Deploying Azure AD-integrated applications to users

Azure AD provides several customizable ways to deploy applications to end users in your organization:

  • Azure AD access panel
  • Office 365 application launcher
  • Direct sign-on to federated apps
  • Deep links to federated, password-based, or existing apps

Which method(s) you choose to deploy in your organization is your discretion.

Azure AD access panel

The Access Panel at https://myapps.microsoft.com is a web-based portal that allows an end user with an organizational account in Azure Active Directory to view and launch cloud-based applications to which they have been granted access by the Azure AD administrator. If you are an end user with Azure Active Directory Premium, you can also utilize self-service group management capabilities through the Access Panel.

Azure AD Access Panel

The Access Panel is separate from the Azure portal and does not require users to have an Azure subscription or Office 365 subscription.

For more information on the Azure AD access panel, see the introduction to the access panel.

Office 365 application launcher

For organizations that have deployed Office 365, applications assigned to users through Azure AD will also appear in the Office 365 portal at https://portal.office.com/myapps. This makes it easy and convenient for users in an organization to launch their apps without having to use a second portal, and is the recommended app launching solution for organizations using Office 365.

For more information about the Office 365 application launcher, see Have your app appear in the Office 365 app launcher.

Direct sign-on to federated apps

Most federated applications that support SAML 2.0, WS-Federation, or OpenID connect also support the ability for users to start at the application, and then get signed in through Azure AD either by automatic redirection or by clicking on a link to sign in. This is known as service provider -initiated sign-on, and most federated applications in the Azure AD application gallery support this (see the documentation linked from the app’s single sign-on configuration wizard in the Azure portal for details).

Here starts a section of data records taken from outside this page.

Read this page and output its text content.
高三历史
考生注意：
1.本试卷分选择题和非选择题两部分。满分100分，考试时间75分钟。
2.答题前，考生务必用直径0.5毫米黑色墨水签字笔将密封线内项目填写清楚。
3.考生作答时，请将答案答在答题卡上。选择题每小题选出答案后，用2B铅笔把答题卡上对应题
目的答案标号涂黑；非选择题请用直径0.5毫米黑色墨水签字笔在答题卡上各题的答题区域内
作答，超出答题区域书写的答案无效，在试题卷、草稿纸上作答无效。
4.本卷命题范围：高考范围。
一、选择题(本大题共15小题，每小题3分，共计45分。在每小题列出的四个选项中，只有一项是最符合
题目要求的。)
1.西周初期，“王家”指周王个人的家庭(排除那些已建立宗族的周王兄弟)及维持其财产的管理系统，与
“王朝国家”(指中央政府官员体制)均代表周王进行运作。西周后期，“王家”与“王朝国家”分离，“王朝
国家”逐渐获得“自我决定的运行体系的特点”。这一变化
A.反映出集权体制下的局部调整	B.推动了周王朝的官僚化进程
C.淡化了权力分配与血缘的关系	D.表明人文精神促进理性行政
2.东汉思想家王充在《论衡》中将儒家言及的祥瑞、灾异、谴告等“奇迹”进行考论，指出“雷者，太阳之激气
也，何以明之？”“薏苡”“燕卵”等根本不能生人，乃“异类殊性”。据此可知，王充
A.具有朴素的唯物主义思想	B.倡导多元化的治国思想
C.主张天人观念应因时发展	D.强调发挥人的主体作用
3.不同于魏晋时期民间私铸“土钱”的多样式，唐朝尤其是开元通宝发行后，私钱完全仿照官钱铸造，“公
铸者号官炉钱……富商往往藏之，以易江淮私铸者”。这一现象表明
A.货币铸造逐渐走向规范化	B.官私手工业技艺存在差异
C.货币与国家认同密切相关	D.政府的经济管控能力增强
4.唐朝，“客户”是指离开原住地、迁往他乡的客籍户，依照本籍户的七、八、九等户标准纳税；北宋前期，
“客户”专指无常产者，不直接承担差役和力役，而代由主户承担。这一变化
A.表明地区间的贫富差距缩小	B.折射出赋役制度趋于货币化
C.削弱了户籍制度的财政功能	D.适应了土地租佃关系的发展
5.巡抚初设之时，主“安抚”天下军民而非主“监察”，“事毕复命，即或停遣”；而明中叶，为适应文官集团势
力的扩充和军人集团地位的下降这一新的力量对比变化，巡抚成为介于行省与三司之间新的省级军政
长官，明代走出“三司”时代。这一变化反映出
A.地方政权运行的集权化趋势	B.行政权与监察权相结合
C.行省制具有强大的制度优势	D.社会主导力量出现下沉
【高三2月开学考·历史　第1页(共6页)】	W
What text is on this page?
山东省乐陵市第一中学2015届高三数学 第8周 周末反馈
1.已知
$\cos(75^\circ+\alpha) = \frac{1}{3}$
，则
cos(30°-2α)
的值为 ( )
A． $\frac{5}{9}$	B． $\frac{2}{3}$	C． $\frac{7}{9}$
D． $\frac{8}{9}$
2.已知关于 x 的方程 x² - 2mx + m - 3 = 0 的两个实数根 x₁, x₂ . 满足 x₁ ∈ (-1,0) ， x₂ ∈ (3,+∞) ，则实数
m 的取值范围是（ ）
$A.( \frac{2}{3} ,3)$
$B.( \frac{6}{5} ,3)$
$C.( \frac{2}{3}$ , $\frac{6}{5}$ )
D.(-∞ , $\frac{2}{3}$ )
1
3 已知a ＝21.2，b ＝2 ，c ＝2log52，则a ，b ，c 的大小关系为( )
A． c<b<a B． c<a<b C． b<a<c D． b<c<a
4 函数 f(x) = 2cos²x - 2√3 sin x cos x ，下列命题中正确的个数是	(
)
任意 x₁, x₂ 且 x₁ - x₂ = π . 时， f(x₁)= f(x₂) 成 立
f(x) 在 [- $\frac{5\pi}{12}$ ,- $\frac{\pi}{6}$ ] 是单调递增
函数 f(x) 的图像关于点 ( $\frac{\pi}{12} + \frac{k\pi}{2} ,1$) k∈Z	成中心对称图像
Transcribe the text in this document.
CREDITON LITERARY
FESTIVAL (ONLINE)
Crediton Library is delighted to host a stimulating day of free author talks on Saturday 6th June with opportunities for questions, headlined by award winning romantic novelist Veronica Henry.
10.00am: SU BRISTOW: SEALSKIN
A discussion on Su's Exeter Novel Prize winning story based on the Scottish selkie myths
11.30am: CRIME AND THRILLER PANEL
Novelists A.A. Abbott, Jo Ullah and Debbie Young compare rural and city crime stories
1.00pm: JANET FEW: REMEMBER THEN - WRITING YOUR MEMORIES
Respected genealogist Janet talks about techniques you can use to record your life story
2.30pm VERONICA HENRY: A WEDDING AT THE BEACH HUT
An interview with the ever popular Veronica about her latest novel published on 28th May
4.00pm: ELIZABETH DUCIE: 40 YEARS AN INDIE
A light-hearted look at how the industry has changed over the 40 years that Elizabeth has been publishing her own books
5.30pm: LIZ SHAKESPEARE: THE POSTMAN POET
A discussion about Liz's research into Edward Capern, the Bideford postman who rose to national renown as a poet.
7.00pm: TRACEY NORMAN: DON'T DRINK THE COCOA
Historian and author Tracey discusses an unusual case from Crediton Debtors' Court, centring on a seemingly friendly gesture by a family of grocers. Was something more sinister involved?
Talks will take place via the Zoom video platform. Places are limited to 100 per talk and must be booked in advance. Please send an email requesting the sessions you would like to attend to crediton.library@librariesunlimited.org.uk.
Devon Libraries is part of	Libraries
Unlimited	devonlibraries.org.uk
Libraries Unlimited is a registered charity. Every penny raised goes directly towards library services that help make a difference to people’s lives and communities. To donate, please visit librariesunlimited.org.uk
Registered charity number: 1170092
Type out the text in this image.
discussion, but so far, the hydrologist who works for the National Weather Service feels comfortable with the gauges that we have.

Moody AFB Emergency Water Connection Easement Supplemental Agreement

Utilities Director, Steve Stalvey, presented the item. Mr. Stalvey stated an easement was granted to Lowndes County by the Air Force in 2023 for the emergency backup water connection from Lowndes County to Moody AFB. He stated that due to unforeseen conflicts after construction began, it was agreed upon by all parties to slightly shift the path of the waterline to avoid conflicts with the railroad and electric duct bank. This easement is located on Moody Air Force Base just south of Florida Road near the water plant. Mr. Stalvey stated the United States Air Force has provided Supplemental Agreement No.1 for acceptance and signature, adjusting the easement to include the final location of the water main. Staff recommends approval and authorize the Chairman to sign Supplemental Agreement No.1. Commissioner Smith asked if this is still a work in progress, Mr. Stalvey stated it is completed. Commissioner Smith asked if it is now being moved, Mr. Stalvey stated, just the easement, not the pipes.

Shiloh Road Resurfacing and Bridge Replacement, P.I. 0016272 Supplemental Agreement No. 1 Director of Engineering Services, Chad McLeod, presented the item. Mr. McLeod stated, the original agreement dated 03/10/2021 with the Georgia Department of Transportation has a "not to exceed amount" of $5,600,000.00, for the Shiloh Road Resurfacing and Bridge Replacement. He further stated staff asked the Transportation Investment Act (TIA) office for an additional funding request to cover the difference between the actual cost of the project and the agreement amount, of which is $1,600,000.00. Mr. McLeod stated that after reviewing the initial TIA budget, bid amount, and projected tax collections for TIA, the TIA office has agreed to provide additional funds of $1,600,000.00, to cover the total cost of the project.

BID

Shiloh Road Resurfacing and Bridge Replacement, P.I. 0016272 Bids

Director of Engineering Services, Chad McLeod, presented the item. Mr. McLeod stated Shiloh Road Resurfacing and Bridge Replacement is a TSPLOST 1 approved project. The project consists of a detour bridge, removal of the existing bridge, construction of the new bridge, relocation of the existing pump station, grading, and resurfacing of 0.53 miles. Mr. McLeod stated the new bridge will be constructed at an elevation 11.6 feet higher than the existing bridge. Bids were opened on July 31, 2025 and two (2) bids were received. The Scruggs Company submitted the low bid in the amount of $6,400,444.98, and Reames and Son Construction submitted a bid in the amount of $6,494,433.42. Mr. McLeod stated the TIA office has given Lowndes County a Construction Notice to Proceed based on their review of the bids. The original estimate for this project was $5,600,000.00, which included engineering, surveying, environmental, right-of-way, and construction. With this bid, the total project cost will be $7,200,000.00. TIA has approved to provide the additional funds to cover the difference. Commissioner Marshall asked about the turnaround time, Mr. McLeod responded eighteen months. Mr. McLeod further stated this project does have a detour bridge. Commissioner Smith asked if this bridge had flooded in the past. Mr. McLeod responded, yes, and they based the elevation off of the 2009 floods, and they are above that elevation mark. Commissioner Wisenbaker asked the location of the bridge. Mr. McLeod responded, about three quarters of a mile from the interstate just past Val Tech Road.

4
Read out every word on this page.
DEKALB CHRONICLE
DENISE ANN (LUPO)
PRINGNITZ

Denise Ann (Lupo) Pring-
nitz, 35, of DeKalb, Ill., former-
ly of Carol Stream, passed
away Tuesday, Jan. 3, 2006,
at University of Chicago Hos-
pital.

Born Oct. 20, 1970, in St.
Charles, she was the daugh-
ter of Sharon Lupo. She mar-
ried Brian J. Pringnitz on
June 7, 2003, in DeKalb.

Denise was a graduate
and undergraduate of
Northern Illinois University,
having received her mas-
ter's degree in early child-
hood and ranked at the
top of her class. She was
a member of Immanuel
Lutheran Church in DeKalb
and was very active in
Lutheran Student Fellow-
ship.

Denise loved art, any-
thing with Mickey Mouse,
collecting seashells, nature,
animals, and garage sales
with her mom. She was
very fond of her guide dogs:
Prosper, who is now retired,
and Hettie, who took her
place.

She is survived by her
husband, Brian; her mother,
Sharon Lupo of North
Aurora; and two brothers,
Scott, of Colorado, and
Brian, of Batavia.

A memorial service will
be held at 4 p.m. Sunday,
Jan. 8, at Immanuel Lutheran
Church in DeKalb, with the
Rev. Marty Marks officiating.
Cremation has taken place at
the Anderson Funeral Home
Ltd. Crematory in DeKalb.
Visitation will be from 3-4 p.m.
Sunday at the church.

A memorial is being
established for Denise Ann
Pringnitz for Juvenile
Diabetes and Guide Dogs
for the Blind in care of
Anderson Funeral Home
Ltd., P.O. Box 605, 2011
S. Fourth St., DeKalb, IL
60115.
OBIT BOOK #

Azure AD also supports direct single sign-on links to individual applications that support password-based single sign-on, linked single sign-on, and any form of federated single sign-on.

These links are specifically crafted URLs that send a user through the Azure AD sign-in process for a specific application without requiring the user launch them from the Azure AD access panel or Office 365. These Single Sign-On URLs can be found under the Dashboard tab of any pre-integrated application in the Active Directory section of the Azure portal, as shown in the screenshot below.

These links can be copied and pasted anywhere you want to provide a sign-in link to the selected application. This could be in an email, or in any custom web-based portal that you have set up for user application access. Here's an example of an Azure AD direct single sign-on URL for Twitter:


Similar to organization-specific URLs for the access panel, you can further customize this URL by adding one of the active or verified domains for your directory after the myapps.microsoft.com domain. This ensures any organizational branding is loaded immediately on the sign-in page without the user needing to enter their user ID first:


When an authorized user clicks on one of these application-specific links, they first see their organizational sign-in page (assuming they are not already signed in), and after sign-in are redirected to their app without stopping at the access panel first. If the user is missing pre-requisites to access the application, such as the password-based single sign browser extension, then the link will prompt the user to install the missing extension. The link URL also remains constant if the single sign-on configuration for the application changes.

These links use the same access control mechanisms as the access panel and Office 365, and only those users or groups who have been assigned to the application in the Azure portal will be able to successfully authenticate. However, any user who is unauthorized will see a message explaining that they have not been granted access, and are given a link to load the access panel to view available applications for which they do have access.